In other cases, we know a lot about how something behaves—like clouds—but the physics are so complex that, in the interest of providing a timely forecast, the weather models use a scaled-down version of the physics, which produces reasonable, but not exact, simulations.
As computing power and scientific understanding increase, the models' ability to account for the atmosphere's behavior accurately will improve. But, unless we are able to know the present conditions between weather stations more accurately, there will remain a source of uncertainty in the forecast.

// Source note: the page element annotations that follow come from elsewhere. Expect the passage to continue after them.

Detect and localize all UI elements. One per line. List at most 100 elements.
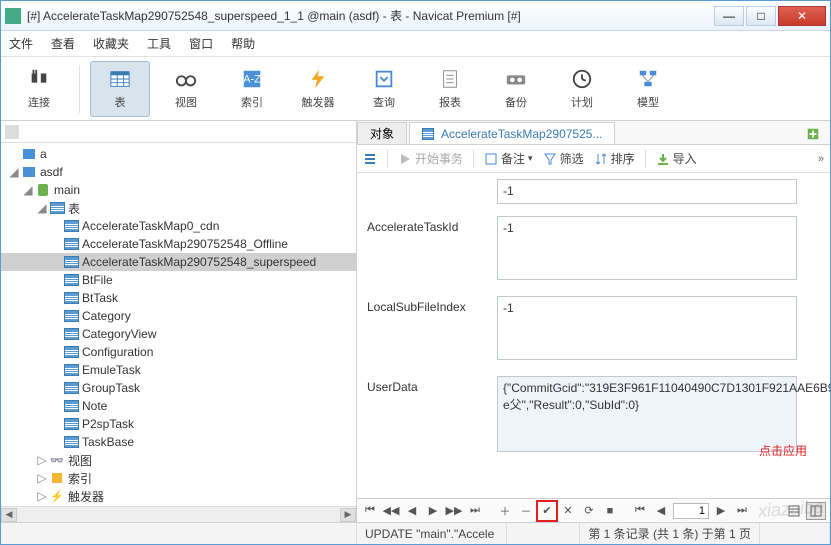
nav-delete[interactable]: － xyxy=(517,502,535,520)
scroll-left-arrow[interactable]: ◀ xyxy=(1,508,17,522)
nav-refresh[interactable]: ⟳ xyxy=(580,502,598,520)
close-button[interactable]: ✕ xyxy=(778,6,826,26)
record-navbar: ⏮ ◀◀ ◀ ▶ ▶▶ ⏭ ＋ － ✔ ✕ ⟳ ■ ⏮ ◀ ▶ ⏭ xyxy=(357,498,830,522)
view-form-button[interactable] xyxy=(806,502,826,520)
ribbon-connect[interactable]: 连接 xyxy=(9,61,69,117)
begin-transaction-button[interactable]: 开始事务 xyxy=(398,150,463,167)
ribbon-table-label: 表 xyxy=(115,94,126,110)
label-userdata: UserData xyxy=(367,376,497,452)
nav-stop[interactable]: ■ xyxy=(601,502,619,520)
ribbon-report[interactable]: 报表 xyxy=(420,61,480,117)
tab-object[interactable]: 对象 xyxy=(357,122,407,144)
toolbar-overflow[interactable]: » xyxy=(818,153,824,165)
bolt-icon xyxy=(305,68,331,90)
play-icon xyxy=(398,152,412,166)
tree-table-item[interactable]: Note xyxy=(1,397,356,415)
nav-page-prev[interactable]: ◀ xyxy=(652,502,670,520)
ribbon-backup-label: 备份 xyxy=(505,94,527,110)
menu-view[interactable]: 查看 xyxy=(51,35,75,52)
tree-connection-a[interactable]: a xyxy=(1,145,356,163)
ribbon-view[interactable]: 视图 xyxy=(156,61,216,117)
remark-button[interactable]: 备注▾ xyxy=(484,150,533,167)
tree-triggers-folder[interactable]: ▷触发器 xyxy=(1,487,356,505)
clock-icon xyxy=(569,68,595,90)
sort-button[interactable]: 排序 xyxy=(594,150,635,167)
tree-table-item[interactable]: AccelerateTaskMap290752548_superspeed xyxy=(1,253,356,271)
menu-favorites[interactable]: 收藏夹 xyxy=(93,35,129,52)
tree-toolbar-icon[interactable] xyxy=(5,125,19,139)
tree-tables-folder[interactable]: ◢表 xyxy=(1,199,356,217)
tree-table-item[interactable]: EmuleTask xyxy=(1,361,356,379)
tree-table-item[interactable]: GroupTask xyxy=(1,379,356,397)
sort-icon xyxy=(594,152,608,166)
tree-table-item[interactable]: Configuration xyxy=(1,343,356,361)
toggle-view-button[interactable] xyxy=(363,152,377,166)
nav-page-input[interactable] xyxy=(673,503,709,519)
ribbon-trigger[interactable]: 触发器 xyxy=(288,61,348,117)
status-sql: UPDATE "main"."Accele xyxy=(357,523,507,544)
ribbon-model[interactable]: 模型 xyxy=(618,61,678,117)
nav-prev-page[interactable]: ◀◀ xyxy=(382,502,400,520)
ribbon-view-label: 视图 xyxy=(175,94,197,110)
tree-table-item[interactable]: P2spTask xyxy=(1,415,356,433)
report-icon xyxy=(437,68,463,90)
tree-table-item[interactable]: TaskBase xyxy=(1,433,356,451)
tree-db-main[interactable]: ◢main xyxy=(1,181,356,199)
nav-apply[interactable]: ✔ xyxy=(538,502,556,520)
tree-hscrollbar[interactable]: ◀ ▶ xyxy=(1,506,356,522)
window-title: [#] AccelerateTaskMap290752548_superspee… xyxy=(27,7,712,24)
nav-page-first[interactable]: ⏮ xyxy=(631,502,649,520)
app-icon xyxy=(5,8,21,24)
ribbon-query[interactable]: 查询 xyxy=(354,61,414,117)
tree-views-folder[interactable]: ▷视图 xyxy=(1,451,356,469)
nav-next[interactable]: ▶ xyxy=(424,502,442,520)
new-tab-button[interactable] xyxy=(802,124,824,144)
tree-table-item[interactable]: BtFile xyxy=(1,271,356,289)
ribbon-backup[interactable]: 备份 xyxy=(486,61,546,117)
record-form: -1 AccelerateTaskId -1 LocalSubFileIndex… xyxy=(357,173,830,498)
tree-table-item[interactable]: CategoryView xyxy=(1,325,356,343)
menu-help[interactable]: 帮助 xyxy=(231,35,255,52)
tab-table[interactable]: AccelerateTaskMap2907525... xyxy=(409,122,615,144)
import-button[interactable]: 导入 xyxy=(656,150,697,167)
nav-page-last[interactable]: ⏭ xyxy=(733,502,751,520)
nav-first[interactable]: ⏮ xyxy=(361,502,379,520)
field-upper[interactable]: -1 xyxy=(497,179,797,204)
ribbon: 连接 表 视图 A-Z 索引 触发器 查询 报表 备份 计划 模型 xyxy=(1,57,830,121)
nav-cancel[interactable]: ✕ xyxy=(559,502,577,520)
view-grid-button[interactable] xyxy=(784,502,804,520)
filter-button[interactable]: 筛选 xyxy=(543,150,584,167)
ribbon-connect-label: 连接 xyxy=(28,94,50,110)
nav-page-next[interactable]: ▶ xyxy=(712,502,730,520)
field-acceleratetaskid[interactable]: -1 xyxy=(497,216,797,280)
field-localsubfileindex[interactable]: -1 xyxy=(497,296,797,360)
tree-table-item[interactable]: AccelerateTaskMap0_cdn xyxy=(1,217,356,235)
maximize-button[interactable]: □ xyxy=(746,6,776,26)
tree-indexes-folder[interactable]: ▷索引 xyxy=(1,469,356,487)
ribbon-schedule[interactable]: 计划 xyxy=(552,61,612,117)
ribbon-index[interactable]: A-Z 索引 xyxy=(222,61,282,117)
field-userdata[interactable]: {"CommitGcid":"319E3F961F11040490C7D1301… xyxy=(497,376,797,452)
ribbon-table[interactable]: 表 xyxy=(90,61,150,117)
ribbon-index-label: 索引 xyxy=(241,94,263,110)
tape-icon xyxy=(503,68,529,90)
glasses-icon xyxy=(173,68,199,90)
menu-file[interactable]: 文件 xyxy=(9,35,33,52)
tree-table-item[interactable]: AccelerateTaskMap290752548_Offline xyxy=(1,235,356,253)
tree-table-item[interactable]: Category xyxy=(1,307,356,325)
tabbar: 对象 AccelerateTaskMap2907525... xyxy=(357,121,830,145)
ribbon-schedule-label: 计划 xyxy=(571,94,593,110)
tree-table-item[interactable]: BtTask xyxy=(1,289,356,307)
minimize-button[interactable]: ― xyxy=(714,6,744,26)
table-icon xyxy=(107,68,133,90)
scroll-right-arrow[interactable]: ▶ xyxy=(340,508,356,522)
nav-last[interactable]: ⏭ xyxy=(466,502,484,520)
menu-window[interactable]: 窗口 xyxy=(189,35,213,52)
nav-add[interactable]: ＋ xyxy=(496,502,514,520)
nav-prev[interactable]: ◀ xyxy=(403,502,421,520)
tree-connection-asdf[interactable]: ◢asdf xyxy=(1,163,356,181)
connection-tree[interactable]: a ◢asdf ◢main ◢表 AccelerateTaskMap0_cdnA… xyxy=(1,143,356,506)
plug-icon xyxy=(26,68,52,90)
nav-next-page[interactable]: ▶▶ xyxy=(445,502,463,520)
menu-tools[interactable]: 工具 xyxy=(147,35,171,52)
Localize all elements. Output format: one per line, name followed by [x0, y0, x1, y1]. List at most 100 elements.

Unfortunately, in addition to there being uncertainty in the forecasts, there is a lot of uncertainty among the public about what those probabilities mean. What does a 40% chance of rain mean? In a point forecast (ie, one for a specific location), it means exactly what you might think—that it is slightly more likely not to rain than to rain.
But the forecaster can't say for certain that it won't rain, perhaps because the atmosphere is exhibiting a clash between conditions that would suppress rain and conditions that would favor it. Or perhaps they've looked at similar days in the past, and about 40% of the time those similar days have produced rain.
In an area forecast (ie, one that covers a larger area of Earth's surface, such as a county or a river basin), the probability means something slightly different. It means a 40% chance of rain falling somewhere within the area. The probability of it falling at a specific location within the area may be far smaller. This is why, even if the area forecast called for a 70% chance of rain, you still might not see any where you are.